Helping USLNG Projects
Helping USLNG Projects Remain Well-Positioned in the Global Market
Published in Morning Consult, Oct. 11, 2018
By Fred H. Hutchison[*]
Much digital ink was spilled after the recent decision by Shell and partners to proceed with Canada’s first liquefied natural gas (LNG) export facility, with some wondering if the LNG Canada decision might alter the prospects of the next wave of U.S. LNG export projects. The short answer is no, it won’t.
For starters, the LNG Canada announcement wasn’t a surprise. Much of the gas produced in Western Canada would be “stranded” without construction of one or more LNG export terminals on the Pacific Coast (including Oregon) and thus a decision to proceed was always more “when” than “if.”
In addition, the global natural gas market is expanding at a phenomenal clip as countries on every continent recognize the many virtues of natural gas as an energy resource and a raw material.
While gas demand in China is a key driver (up an estimated 37% in 2018), many other nations are also demonstrating heightened interest in using natural gas as a complement to solar and wind, to limit air pollution from burning coal and/or fuel oil, and to reduce greenhouse gas emissions.

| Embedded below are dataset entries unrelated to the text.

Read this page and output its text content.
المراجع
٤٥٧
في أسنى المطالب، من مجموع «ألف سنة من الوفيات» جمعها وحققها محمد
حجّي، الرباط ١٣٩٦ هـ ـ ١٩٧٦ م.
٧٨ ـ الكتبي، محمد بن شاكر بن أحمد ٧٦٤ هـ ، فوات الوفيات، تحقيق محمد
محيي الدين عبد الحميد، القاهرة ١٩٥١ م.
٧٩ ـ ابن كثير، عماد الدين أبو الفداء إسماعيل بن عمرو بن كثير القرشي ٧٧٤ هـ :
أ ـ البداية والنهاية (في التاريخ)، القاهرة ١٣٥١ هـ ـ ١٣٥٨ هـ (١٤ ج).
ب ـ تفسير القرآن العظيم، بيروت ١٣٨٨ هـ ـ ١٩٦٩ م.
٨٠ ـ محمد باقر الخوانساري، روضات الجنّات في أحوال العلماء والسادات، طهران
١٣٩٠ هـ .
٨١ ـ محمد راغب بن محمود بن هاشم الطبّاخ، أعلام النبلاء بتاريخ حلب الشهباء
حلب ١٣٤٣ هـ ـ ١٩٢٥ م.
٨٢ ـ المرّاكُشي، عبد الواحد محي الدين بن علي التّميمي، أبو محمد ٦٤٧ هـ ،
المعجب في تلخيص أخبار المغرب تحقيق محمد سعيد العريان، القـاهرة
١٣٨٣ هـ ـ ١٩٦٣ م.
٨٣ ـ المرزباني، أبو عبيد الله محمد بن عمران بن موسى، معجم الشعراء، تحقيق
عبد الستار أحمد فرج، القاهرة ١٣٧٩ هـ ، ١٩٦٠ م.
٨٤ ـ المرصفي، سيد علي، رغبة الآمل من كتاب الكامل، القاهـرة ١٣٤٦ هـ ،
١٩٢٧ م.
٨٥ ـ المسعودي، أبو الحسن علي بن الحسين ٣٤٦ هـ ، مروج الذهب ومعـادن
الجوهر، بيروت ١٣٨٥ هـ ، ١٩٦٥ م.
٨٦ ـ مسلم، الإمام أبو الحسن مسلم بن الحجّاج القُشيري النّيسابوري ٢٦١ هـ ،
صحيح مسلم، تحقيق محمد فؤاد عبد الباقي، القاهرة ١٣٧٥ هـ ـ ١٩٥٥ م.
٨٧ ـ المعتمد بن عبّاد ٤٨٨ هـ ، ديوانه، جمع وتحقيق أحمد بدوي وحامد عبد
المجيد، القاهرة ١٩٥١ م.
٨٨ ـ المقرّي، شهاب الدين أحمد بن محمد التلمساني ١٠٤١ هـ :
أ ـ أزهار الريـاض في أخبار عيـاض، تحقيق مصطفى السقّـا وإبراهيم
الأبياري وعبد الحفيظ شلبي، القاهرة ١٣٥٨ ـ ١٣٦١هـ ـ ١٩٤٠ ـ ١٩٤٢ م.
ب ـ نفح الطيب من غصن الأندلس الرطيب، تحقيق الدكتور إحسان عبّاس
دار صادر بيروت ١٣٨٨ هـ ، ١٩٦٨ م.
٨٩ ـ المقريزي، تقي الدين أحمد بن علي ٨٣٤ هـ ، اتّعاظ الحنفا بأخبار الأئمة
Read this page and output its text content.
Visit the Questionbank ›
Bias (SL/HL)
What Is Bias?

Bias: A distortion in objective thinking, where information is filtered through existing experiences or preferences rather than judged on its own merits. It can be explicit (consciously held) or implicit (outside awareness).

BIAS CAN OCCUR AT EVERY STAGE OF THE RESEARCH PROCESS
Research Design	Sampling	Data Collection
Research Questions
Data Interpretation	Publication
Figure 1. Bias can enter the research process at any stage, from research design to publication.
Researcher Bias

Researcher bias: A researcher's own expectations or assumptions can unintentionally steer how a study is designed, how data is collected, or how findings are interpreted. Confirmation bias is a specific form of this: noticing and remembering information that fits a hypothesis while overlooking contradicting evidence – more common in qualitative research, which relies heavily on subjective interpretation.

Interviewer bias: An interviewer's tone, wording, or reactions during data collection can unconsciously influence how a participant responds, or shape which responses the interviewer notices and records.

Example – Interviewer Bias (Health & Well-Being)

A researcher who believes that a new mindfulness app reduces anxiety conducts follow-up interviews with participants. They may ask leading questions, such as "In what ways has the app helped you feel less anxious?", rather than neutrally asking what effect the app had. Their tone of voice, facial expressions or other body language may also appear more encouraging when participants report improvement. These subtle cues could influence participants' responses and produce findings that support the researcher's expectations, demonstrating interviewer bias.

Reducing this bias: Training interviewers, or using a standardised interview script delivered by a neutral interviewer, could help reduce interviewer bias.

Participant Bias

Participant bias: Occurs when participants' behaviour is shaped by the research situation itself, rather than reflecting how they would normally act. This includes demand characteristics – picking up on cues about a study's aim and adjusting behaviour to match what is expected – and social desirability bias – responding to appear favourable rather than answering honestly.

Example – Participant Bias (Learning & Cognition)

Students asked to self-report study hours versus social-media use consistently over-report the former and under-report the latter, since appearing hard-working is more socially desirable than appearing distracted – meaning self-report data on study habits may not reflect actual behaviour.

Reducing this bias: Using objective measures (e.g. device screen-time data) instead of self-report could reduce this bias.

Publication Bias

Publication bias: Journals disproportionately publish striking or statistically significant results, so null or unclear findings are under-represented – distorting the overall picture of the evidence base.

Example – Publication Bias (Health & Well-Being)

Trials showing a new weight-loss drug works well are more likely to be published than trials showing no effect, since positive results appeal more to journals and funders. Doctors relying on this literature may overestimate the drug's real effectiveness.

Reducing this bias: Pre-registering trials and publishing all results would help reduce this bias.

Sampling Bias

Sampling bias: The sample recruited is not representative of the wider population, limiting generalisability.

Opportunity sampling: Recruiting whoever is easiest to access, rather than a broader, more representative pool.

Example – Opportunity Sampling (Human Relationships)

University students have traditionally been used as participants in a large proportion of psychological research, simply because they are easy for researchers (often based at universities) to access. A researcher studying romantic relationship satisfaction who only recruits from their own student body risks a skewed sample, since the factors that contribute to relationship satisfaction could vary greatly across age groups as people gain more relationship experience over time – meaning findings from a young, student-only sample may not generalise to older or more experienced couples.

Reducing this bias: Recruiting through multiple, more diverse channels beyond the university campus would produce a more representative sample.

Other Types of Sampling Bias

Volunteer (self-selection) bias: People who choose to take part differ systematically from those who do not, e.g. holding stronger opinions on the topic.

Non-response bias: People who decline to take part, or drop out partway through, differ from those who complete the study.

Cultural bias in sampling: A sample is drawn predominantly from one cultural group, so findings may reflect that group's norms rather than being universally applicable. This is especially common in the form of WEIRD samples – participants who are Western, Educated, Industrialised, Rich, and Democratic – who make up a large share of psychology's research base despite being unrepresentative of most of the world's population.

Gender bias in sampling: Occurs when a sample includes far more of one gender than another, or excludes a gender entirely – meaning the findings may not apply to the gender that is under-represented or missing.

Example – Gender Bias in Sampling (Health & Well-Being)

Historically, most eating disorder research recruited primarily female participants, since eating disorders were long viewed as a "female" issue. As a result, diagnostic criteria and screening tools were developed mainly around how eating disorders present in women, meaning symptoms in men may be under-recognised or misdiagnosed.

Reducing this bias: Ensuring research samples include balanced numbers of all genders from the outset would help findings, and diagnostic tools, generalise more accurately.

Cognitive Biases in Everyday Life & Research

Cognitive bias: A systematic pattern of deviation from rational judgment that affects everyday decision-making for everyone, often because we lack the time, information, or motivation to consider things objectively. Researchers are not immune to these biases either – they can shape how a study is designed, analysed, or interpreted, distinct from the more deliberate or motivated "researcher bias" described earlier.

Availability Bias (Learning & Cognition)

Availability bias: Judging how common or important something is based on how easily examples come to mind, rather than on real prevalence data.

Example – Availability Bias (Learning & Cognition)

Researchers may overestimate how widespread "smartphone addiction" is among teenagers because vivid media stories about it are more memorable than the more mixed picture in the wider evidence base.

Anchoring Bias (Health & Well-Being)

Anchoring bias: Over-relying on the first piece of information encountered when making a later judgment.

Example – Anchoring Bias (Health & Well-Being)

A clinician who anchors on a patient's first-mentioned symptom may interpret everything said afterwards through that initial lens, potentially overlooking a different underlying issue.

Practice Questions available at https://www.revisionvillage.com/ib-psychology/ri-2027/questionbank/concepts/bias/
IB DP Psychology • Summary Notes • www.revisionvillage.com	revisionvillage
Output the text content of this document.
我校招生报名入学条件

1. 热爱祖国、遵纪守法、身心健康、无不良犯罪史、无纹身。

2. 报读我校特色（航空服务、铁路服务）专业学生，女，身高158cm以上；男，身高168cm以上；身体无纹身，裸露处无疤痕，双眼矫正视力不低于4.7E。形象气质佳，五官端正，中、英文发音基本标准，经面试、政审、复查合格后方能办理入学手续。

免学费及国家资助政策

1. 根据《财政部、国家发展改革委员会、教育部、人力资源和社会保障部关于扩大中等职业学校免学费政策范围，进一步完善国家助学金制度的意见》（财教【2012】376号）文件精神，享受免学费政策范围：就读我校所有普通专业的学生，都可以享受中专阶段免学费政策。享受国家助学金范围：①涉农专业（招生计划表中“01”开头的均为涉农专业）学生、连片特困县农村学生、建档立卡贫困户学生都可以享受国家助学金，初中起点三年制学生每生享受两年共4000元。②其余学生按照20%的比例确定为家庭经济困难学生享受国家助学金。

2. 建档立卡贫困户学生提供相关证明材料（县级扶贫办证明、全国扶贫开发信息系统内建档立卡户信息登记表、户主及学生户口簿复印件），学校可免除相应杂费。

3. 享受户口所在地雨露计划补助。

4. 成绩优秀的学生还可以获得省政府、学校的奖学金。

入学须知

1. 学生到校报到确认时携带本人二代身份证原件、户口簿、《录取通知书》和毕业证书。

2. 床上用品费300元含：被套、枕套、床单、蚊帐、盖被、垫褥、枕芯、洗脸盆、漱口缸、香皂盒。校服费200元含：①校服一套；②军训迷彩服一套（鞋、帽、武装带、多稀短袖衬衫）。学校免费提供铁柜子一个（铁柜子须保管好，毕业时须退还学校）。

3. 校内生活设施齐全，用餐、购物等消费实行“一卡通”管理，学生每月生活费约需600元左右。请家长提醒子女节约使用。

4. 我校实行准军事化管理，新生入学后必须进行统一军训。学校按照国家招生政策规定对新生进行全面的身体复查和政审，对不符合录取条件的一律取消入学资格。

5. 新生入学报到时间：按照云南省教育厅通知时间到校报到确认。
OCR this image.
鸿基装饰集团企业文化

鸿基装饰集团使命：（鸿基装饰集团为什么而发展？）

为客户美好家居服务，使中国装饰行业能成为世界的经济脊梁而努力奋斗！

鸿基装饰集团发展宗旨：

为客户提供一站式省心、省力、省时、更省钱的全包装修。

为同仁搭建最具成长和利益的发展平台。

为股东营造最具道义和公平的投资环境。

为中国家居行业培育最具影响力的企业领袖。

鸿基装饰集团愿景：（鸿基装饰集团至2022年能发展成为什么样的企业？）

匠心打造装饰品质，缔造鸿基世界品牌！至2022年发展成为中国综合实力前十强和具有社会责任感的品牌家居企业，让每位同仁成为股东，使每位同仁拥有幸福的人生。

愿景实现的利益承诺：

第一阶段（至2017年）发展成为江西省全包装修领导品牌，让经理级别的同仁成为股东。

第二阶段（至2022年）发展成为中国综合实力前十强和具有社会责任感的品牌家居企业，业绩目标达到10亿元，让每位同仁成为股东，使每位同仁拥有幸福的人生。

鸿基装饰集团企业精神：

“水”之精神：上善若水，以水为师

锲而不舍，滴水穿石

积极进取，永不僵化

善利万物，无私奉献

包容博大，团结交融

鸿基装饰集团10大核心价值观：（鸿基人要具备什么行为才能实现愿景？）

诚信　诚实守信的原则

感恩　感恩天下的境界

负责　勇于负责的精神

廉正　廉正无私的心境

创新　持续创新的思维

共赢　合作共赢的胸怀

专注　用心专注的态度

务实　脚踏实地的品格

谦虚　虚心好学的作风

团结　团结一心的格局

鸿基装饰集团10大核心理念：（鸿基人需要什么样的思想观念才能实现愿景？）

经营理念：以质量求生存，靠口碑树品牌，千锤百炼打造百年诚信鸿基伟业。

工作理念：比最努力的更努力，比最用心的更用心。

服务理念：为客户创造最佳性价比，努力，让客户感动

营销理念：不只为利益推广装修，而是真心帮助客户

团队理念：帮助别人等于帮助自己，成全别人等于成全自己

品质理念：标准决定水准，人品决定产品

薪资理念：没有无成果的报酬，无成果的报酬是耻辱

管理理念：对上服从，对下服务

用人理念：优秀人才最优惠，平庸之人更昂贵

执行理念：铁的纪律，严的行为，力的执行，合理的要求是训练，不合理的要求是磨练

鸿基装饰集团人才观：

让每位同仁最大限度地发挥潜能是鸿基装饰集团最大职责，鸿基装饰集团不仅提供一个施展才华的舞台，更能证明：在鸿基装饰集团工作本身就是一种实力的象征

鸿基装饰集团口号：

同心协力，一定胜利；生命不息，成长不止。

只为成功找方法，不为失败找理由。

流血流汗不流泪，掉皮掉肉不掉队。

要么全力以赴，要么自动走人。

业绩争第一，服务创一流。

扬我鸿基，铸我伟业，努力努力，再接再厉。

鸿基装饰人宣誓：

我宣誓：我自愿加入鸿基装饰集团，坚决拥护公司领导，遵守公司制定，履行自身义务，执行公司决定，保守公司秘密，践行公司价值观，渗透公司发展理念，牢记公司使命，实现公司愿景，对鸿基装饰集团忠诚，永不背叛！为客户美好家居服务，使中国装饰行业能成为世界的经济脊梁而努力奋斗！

Soaring demand is coming just as production in many regions (e.g. Europe) is shrinking, and a serious global supply/demand imbalance is predicted for early next decade. Since LNG export projects take 42 months or more to build, this means that LNG consumers worldwide are waking up to the fact that they need to join forces with producers right now to sanction more global liquefaction capacity.
Fortunately, the United States has many world-class runners in this race, but as the LNG Canada decision shows, we’re not the only ones on the track. The competition from Qatar, Canada, Russia, and Australia will intensify in the critical months that lie ahead.
What steps can the U.S. government take to help our LNG runners? There are several things:
First, it is imperative that the Federal Energy Regulatory Commission (FERC) stick to the ambitious (but achievable) schedule announced on August 28 to finish its National Environmental Policy Act reviews for the LNG export applications. Making sure that other federal agencies provide the “cooperation” that FERC needs will be crucial in this regard.
Second, the Senate must act this year on the nomination of Bernard McNamee to be the fifth FERC commissioner. While the agency can approve LNG and other projects with less than a full slate, past experience has shown that FERC performs most efficiently with five commissioners sitting on the dais.
Third, the administration needs to give serious consideration to our request that imported steel products used in LNG export projects be granted a blanket exclusion from the tariffs and/or quotas imposed earlier this year. The current item-by-item exclusion process used by the Commerce Department is cumbersome, costly, and imposes product supply uncertainties that can impede the launch of new LNG export projects.
Fourth, U.S. LNG exports are now subject to 10% Chinese tariffs. Both governments need to come back to the negotiating table as soon as possible. The uneasy nature of trade relations between the two nations is an unnecessary impediment to the long-term LNG deals that Chinese importers and American exporters have been hammering out over several years.
Fifth, the Senate needs to promptly approve the nomination of Kimberly Reed to lead the Export-Import Bank (EXIM), the first step towards restoring a fully operational agency. There are numerous ways EXIM can support U.S. LNG exports—such as providing credit enhancements. Agency staff are ready to move forward, but are hamstrung by the current Senate stalemate.
Sixth and finally, the new International Development Finance Corporation—which was established last Friday when the BUILD Act became law—will replace the Overseas Private Investment Corporation and can greatly accelerate the construction of LNG import terminals and gas infrastructure in developing countries. Accordingly, the administration must make LNG projects a top priority for the new agency.
U.S. LNG exporters enjoy many advantages vis-à-vis our global competitors: the capital costs of our facilities are very low (»50-60% of Canada for example); our natural gas is (and will remain) extremely affordable; we have a stable, predictable, and functional regulatory regime; our LNG projects enjoy strong state and local community support; and our development teams are topnotch.
But, the global natural gas market is brutally competitive, and the U.S. government needs to continue to do all it can to help our runners reach the finish line.